Hebrews 11:9-10 “By faith he sojourned in the land of promise, as [in] a strange country, dwelling in tabernacles with Isaac and Jacob, the heirs with him of the same promise: for he looked for a city which hath foundations, whose builder and maker [is] God.” Gods Kids are also journeying through the un-known of this current world, heading for the ‘Promised Land’ facing the un-known, troubles and trials at every side, just like the pioneers, we just need to keep our hand in Gods, use scripture as our map, the Holy Spirit as our compass, and we will at last arrive safely after our journeyings, “Into the Un-known.”

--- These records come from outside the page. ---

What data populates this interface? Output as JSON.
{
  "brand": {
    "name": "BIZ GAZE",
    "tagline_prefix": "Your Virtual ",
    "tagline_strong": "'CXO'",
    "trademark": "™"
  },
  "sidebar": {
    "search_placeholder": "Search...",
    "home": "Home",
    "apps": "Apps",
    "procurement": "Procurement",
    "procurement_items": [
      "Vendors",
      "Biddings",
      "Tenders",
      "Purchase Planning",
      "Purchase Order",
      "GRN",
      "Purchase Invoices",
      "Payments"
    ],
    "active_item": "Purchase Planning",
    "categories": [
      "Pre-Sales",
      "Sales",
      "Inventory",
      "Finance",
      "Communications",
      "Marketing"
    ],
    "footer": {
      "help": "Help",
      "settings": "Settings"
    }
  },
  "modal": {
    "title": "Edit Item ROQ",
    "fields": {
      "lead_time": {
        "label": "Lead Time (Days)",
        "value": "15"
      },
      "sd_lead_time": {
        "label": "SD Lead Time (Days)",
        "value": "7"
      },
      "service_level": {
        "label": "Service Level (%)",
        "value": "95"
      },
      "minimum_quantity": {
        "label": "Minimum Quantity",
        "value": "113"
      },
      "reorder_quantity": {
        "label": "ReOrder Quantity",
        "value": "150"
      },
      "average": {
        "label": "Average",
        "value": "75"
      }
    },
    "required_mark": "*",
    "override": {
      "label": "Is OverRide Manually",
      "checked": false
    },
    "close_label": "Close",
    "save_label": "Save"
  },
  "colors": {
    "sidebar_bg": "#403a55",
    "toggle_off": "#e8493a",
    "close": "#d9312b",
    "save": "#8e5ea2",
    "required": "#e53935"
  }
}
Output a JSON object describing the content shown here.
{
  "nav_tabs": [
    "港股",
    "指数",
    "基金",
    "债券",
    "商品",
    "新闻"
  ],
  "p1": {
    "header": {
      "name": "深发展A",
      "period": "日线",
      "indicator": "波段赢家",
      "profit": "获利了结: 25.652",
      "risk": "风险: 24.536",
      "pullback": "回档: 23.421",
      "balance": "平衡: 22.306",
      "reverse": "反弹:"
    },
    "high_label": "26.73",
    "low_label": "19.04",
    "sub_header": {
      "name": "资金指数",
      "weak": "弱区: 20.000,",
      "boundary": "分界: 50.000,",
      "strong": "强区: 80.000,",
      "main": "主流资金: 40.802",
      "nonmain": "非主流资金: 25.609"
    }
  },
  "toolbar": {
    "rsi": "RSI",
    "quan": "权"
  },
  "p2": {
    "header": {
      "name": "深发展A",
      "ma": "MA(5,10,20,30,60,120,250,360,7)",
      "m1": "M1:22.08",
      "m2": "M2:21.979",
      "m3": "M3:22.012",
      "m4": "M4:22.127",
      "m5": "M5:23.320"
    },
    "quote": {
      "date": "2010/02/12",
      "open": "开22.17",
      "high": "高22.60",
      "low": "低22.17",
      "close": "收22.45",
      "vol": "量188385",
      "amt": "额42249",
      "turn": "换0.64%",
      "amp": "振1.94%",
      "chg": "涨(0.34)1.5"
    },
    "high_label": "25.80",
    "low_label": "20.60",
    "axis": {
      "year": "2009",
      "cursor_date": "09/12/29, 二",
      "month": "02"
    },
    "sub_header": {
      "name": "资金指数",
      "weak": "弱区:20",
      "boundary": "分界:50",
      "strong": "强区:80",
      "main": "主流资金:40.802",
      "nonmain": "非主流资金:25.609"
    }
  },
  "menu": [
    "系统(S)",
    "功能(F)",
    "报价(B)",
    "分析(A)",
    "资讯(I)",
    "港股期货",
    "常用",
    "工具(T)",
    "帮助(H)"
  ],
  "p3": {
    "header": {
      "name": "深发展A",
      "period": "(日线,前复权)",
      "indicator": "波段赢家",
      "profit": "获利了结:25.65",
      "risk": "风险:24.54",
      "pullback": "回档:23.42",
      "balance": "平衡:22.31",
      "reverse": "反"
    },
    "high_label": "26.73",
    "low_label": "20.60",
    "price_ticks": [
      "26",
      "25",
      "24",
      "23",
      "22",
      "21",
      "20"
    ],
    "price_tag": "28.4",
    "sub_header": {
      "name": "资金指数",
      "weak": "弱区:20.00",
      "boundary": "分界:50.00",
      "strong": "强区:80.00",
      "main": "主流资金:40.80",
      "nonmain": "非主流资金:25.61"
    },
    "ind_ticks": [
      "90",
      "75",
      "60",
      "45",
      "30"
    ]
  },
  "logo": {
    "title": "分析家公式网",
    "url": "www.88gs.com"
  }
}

So what happened to youthful Mr. Mannering, well due to failing to comply with the purchase agreements, after a couple of years it was sold out from under them, Mannering returned to England, married, and returned and at 19 years old, he teamed up with Mr. Cunningham, and together they bought the following Stations, Birch Hill, Fernside, and Snowdale as well, so in all they had some 52,000 acres in three titles. Abram left Ur, a technologically advanced area for a high mountainous land right on the ‘Trade Routes’ of the world. Caleb and Joshua ‘Exodused’ from Egypt to Canaan all three cases launched by faith into the un-known. Our day-by-day walk is also ‘Into the Un-Know,’ we need to just trust in God, we know what it took to feed a High Country Station for one year, but God fed a few million people for 40 years, let us put God in control, to follow his guiding and direction, and he will always bring you through to the journeys end, home to his place, just keep on following daily, for God never loses a single sheep or lamb.